Characterizing Selective Refusal Bias in Large Language Models

ai-safety › fairness
📄 Abstract

Abstract: Safety guardrails in large language models(LLMs) are developed to prevent malicious users from generating toxic content at a large scale. However, these measures can inadvertently introduce or reflect new biases, as LLMs may refuse to generate harmful content targeting some demographic groups and not others. We explore this selective refusal bias in LLM guardrails through the lens of refusal rates of targeted individual and intersectional demographic groups, types of LLM responses, and length of generated refusals. Our results show evidence of selective refusal bias across gender, sexual orientation, nationality, and religion attributes. This leads us to investigate additional safety implications via an indirect attack, where we target previously refused groups.

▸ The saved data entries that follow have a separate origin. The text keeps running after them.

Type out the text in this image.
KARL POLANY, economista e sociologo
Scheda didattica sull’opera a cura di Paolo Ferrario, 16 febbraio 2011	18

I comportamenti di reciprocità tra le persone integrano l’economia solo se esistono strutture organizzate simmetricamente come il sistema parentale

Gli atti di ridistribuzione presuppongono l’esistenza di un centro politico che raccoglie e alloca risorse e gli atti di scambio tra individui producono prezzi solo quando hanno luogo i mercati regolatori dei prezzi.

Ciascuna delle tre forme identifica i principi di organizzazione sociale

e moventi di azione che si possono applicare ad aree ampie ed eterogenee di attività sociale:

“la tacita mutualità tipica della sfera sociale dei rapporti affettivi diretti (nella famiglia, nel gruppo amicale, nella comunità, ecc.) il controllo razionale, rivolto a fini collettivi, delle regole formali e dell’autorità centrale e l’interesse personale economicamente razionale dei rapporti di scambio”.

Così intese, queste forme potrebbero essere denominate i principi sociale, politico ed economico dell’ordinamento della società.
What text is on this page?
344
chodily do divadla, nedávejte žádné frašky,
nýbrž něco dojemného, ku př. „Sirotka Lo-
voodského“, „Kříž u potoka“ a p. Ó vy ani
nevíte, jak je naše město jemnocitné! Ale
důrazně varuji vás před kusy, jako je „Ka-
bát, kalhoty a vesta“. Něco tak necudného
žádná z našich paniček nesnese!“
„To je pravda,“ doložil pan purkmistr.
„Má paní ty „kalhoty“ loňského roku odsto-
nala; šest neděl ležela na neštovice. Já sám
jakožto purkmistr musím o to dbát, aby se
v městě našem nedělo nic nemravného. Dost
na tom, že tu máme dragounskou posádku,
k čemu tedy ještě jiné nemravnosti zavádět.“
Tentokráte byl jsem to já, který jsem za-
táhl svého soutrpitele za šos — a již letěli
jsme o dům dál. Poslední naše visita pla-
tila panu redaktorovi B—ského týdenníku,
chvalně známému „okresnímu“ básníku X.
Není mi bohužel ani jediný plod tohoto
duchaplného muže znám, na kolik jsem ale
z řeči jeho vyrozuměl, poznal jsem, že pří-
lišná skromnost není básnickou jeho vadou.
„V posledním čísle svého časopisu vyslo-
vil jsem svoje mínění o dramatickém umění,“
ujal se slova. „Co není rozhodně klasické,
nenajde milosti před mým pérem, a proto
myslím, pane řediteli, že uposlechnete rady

Our findings emphasize the need for more equitable and robust performance in safety guardrails across demographic groups.
Authors (2)
Adel Khorramrouz
Sharon Levy
Submitted
October 31, 2025
arXiv Category
cs.CL
arXiv PDF

Key Contributions

This paper characterizes selective refusal bias in LLM safety guardrails, demonstrating that LLMs may refuse harmful content for some demographic groups but not others. The study quantifies this bias across various attributes and highlights the need for more equitable and robust safety measures to prevent unintended discrimination.

Business Value

Ensuring fairness and equity in AI systems is crucial for building trust and avoiding reputational damage and legal liabilities. Addressing bias in LLMs is essential for responsible AI deployment.